The tour sent shockwaves throughout the sports scene when it announced effectively a merger with LIV Golf after nearly two years of battling with the upstart golf league. Top Democrats argued that the merger will need a green light from regulators given the millions of dollars that is set to boost the league via the PIF.
“Yes,” Sen. Dick Durbin (Ill.), the No. 2 Senate Democrat, told reporters at the Capitol. “And the question obviously is whether or not there is any current laws involving foreign relations or foreign business dealings that haven’t been complied with.”
Durbin added that he expects the Senate Foreign Relations Committee will look into the deal.
The accord also received a scathing reception from Tri-State area senators who remain supportive of families affected by the 9/11 terror attacks. Sen. Richard Blumenthal (D-Conn.) panned the PGA Tour for paying “lip service” to the game as it will now be used “unabashedly by the Kingdom to distract from its many crimes.”
“The PGA Tour has placed a price on human rights and betrayed the long history of sports and athletes that advocate for social change and progress,” Blumenthal said in a statement, adding that he will “keep a close eye on the structure of this deal and its implications.”
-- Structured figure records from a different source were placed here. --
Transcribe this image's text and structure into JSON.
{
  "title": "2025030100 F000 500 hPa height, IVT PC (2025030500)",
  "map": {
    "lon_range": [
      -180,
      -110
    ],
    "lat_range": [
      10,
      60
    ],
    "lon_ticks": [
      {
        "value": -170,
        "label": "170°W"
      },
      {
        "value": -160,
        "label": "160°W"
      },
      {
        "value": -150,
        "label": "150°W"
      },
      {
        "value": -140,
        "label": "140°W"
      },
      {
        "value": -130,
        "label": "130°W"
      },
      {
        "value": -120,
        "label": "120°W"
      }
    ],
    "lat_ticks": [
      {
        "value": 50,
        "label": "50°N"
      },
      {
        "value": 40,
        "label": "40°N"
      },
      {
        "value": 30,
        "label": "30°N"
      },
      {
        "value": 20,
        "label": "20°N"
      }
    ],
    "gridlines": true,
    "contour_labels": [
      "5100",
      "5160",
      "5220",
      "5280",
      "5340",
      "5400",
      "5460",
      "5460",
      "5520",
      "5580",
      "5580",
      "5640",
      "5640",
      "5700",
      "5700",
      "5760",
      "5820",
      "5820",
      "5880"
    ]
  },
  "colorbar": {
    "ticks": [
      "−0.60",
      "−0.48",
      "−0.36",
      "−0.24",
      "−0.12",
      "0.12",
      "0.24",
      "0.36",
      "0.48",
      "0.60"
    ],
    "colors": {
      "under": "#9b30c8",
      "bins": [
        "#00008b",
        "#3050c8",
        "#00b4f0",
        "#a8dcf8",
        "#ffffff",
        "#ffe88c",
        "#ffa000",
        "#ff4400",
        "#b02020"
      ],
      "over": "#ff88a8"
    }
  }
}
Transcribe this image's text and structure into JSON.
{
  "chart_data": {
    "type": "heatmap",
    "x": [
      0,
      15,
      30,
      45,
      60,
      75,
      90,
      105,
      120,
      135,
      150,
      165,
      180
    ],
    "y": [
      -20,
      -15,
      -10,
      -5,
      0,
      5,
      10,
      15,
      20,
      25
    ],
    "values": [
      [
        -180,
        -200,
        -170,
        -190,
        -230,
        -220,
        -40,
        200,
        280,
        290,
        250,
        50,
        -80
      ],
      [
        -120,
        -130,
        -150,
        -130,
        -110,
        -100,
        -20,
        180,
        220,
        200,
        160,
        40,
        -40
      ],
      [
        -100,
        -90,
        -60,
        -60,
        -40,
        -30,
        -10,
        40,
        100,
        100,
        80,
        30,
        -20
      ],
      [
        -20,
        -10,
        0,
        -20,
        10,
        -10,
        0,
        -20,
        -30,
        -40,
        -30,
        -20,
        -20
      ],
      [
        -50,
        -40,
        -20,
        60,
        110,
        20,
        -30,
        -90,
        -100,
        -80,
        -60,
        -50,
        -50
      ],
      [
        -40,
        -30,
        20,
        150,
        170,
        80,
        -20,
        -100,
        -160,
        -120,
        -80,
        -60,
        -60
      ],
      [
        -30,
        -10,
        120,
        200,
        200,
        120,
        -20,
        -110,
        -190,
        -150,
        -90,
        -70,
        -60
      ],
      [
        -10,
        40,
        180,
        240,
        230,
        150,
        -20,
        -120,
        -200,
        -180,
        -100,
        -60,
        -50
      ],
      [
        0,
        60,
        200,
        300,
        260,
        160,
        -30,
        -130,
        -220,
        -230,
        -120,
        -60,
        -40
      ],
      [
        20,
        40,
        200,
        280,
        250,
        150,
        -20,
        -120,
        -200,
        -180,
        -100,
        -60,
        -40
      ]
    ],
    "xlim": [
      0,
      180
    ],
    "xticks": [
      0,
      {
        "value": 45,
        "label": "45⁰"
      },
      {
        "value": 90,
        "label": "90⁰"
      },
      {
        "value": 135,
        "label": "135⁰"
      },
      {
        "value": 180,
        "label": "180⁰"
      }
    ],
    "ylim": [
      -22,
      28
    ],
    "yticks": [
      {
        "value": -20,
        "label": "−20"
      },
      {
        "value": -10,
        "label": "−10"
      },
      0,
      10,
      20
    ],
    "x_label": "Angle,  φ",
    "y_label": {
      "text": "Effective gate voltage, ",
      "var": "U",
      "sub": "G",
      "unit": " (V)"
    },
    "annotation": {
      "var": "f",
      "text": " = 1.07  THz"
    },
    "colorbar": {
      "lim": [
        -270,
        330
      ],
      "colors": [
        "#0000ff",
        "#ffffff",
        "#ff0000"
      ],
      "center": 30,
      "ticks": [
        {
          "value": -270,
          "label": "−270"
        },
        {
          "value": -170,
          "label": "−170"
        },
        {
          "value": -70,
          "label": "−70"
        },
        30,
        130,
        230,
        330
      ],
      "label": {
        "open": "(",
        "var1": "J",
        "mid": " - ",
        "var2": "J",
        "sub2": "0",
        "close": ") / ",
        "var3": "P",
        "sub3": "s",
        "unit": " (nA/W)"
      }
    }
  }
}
Sen. Chris Murphy (D-Conn.) said he met with officials from the PGA in recent months who complained about how the human rights record compiled by the Saudis “should disqualify them from having a stake in a major American sport.”
“ I guess maybe their concerns weren’t really about human rights?” Murphy said.
The deal between the PGA Tour, LIV Golf and the DP World Tour would see them drop litigation against one another and come together “under one umbrella.”
“We’ve recognized that together, we can have a far greater impact on this game than we can working apart,” PGA Tour Commissioner Jay Monahan told CNBC. “The game of golf is better for what we’ve done here today.”
Multiple PGA Tour golfers indicated that they had no idea any deal was in the works and that they found out about it through media reports.
Sen. Robert Menendez (D-N.J.), who chairs the Foreign Relations panel, declined to say whether the committee will look into it, saying he had just head about the news.
“I am surprised because they made a big deal about the principle of playing for the PGA and players selling out for money,” Menendez told The Hill. “Well, I guess one might say the same about the PGA.”